Community Engagement
The Hub will have an active outreach to both non-profit and for-profit organizations that are focused on solving social problems. Organizations with whom we have already built relationships include Engineers for a Sustainable World, Community Agroecology Network, Walnut Avenue Family & Women’s Center, Homeless Garden Project, The Workers Lab, Digital Nest, Save our Shores, Coastal Watershed Council, Land Trust of Santa Cruz County, Habitat for Humanity, Community Action Board, MILPA (Motivating Individual Leadership for Public Action) Collective, Community Foundation of Santa Cruz County, Santa Cruz New Tech Meetup, Inspiring Enterprise, Plantronics, Big Creek Lumber, Silicon Valley Leadership Group, American Leadership Forum-Silicon Valley, Goodwill Industries, as well as philanthropic, city and educational organizations in our neighboring counties of Monterey and Santa Clara. A web portal will enable any student, community member, government, or industrial organization to propose a problem for which they are seeking a solution, and the Hub board will review these proposals and invite these organizations to the IDEA Spring Workshop and Exhibition to present and meet students interested in working on these problems.

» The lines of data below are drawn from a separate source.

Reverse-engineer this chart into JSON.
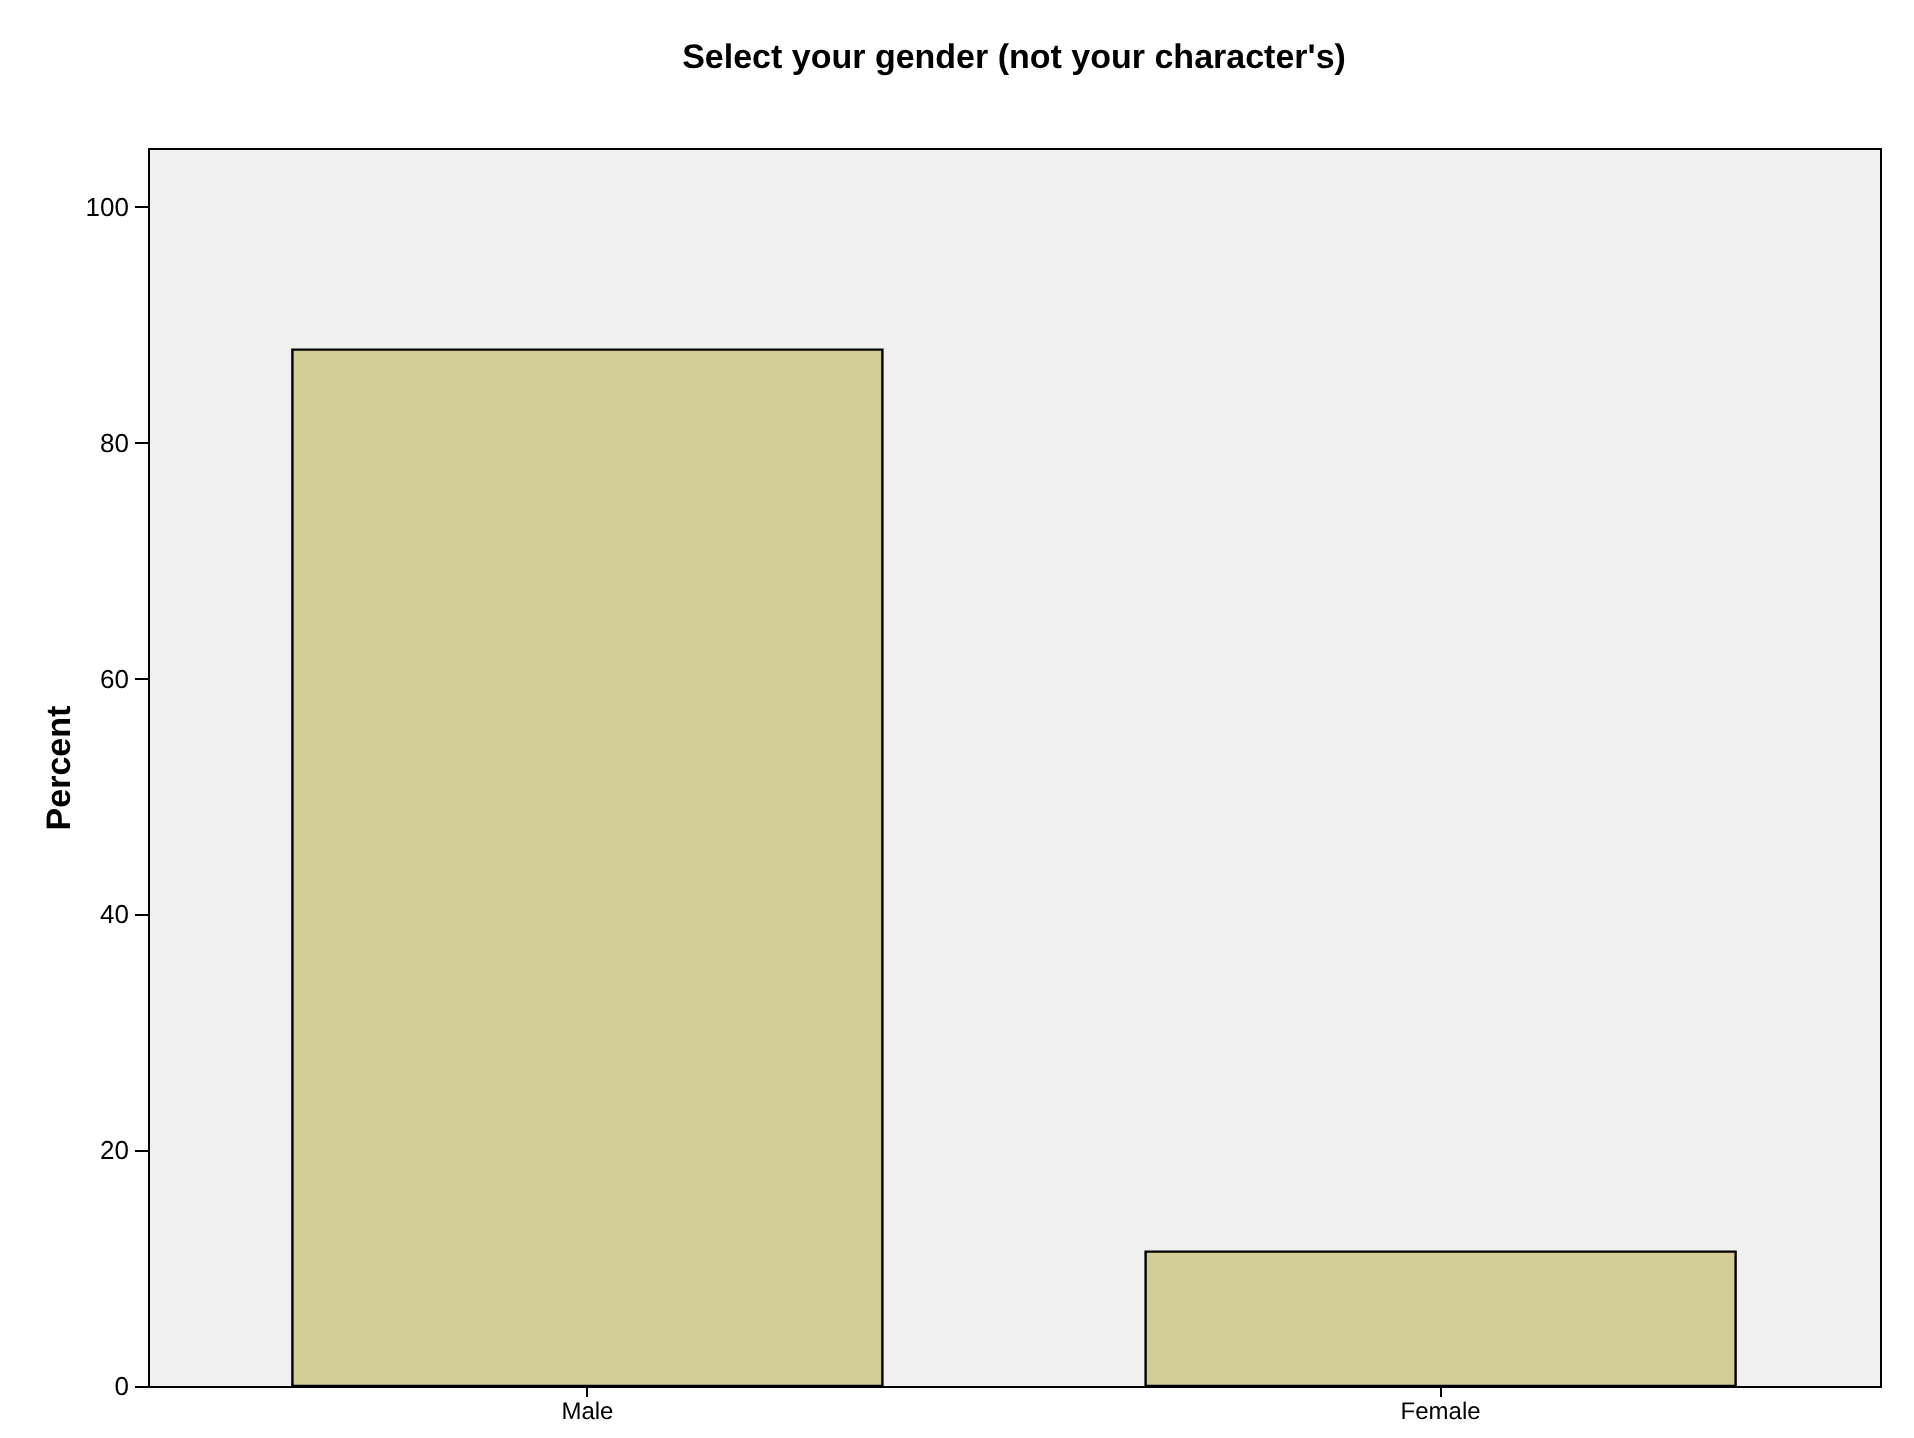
{
  "chart_data": {
    "type": "bar",
    "title": "Select your gender (not your character's)",
    "ylabel": "Percent",
    "categories": [
      "Male",
      "Female"
    ],
    "values": [
      87.9,
      11.4
    ],
    "color": "#d3cd98",
    "ylim": [
      0,
      105
    ],
    "yticks": [
      0,
      20,
      40,
      60,
      80,
      100
    ],
    "grid": false
  }
}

While the focus is on students at UC Santa Cruz, any student in the University of California system, California State universities, community colleges, and our public high schools may participate as a team member in the IDEA Hub. All projects, team members, and community partners will be listed on the IDEA Hub public website with a contact for students and mentors interested in joining the project. We will also form partnerships with the UC system-wide networks, such as CITRIS, Blum Centers, and places like the D-lab at UC Davis, which promote the deployment of solutions to social challenges. Additional partnerships for scientific and public engagement outreach will be forged with institutions already working with OpenLab, including the Tech Museum in San Jose, Oakland Museum of California, Maker Faire in San Mateo, Randall Museum in San Francisco, California Academy of Sciences, Santa Cruz Museum of Art and History, and the Monterey Bay National Marine Sanctuary Exploration Center in Santa Cruz. Providing students with avenues for community engagement will challenge, nourish, and equip them to analyze critically, understand, and respond to the public understanding and appreciation of their ideas with the intent to drive home the value and necessity of deploying solutions for the social and environmental challenges of our time.
Community Diversity
The UCSC campuses in Santa Cruz and Silicon Valley bridge the Monterey Bay, a largely rural, agriculture and service-dominated economy, and the San Francisco Bay, with a largely urban, technology-dominated economy, both of which contain some of the highest income disparities in the US. As one of the few Hispanic-serving higher education institutions in the US that serves both rural agriculture-based and urban technology-based populations, UCSC is IDEAlly positioned to offer an IDEA Hub focused on technologies and practices for social innovation that has the potential to scale more globally. To build upon this rural and coastal strength, the Slab will use their funding to expand their lab (currently focused on Materials, Semiconductors and Clean Tech) to support Agriculture, Food, Marine and related Bio Technology projects, and the Everett Program will build facilities to support graphic arts and mapping technology for community-focused projects. The IDEA Hub builds particularly on the success of the Everett Program, founded in 1998, to educate and inspire a diverse group of students to use digital tools and social entrepreneurship skills to advance social justice and promote sustainability. Over 80% of the Everett program students are from underrepresented background, including 75% who are women, and more than 60% who are either Latino or African-American. In addition, students in the Arts department are over 35% Latino or Hispanic (which is greater than the percentage of white students). The CIED, and initial IDEA Hub Director, Carter has a strong record of including women and underrepresented minorities with strong STEM skills in her laboratory, many who have gone on to start-up companies. Over 60% of Carter’s graduate students have been women and 20% have been underrepresented minorities, which are both high percentages for a Physics graduate program. We also note that UCSC does not have either a business or law school so that the training programs coming out of the IDEA Hub will provide most of the business and legal training for our diverse student entrepreneurs, who would otherwise not easily have access to such training.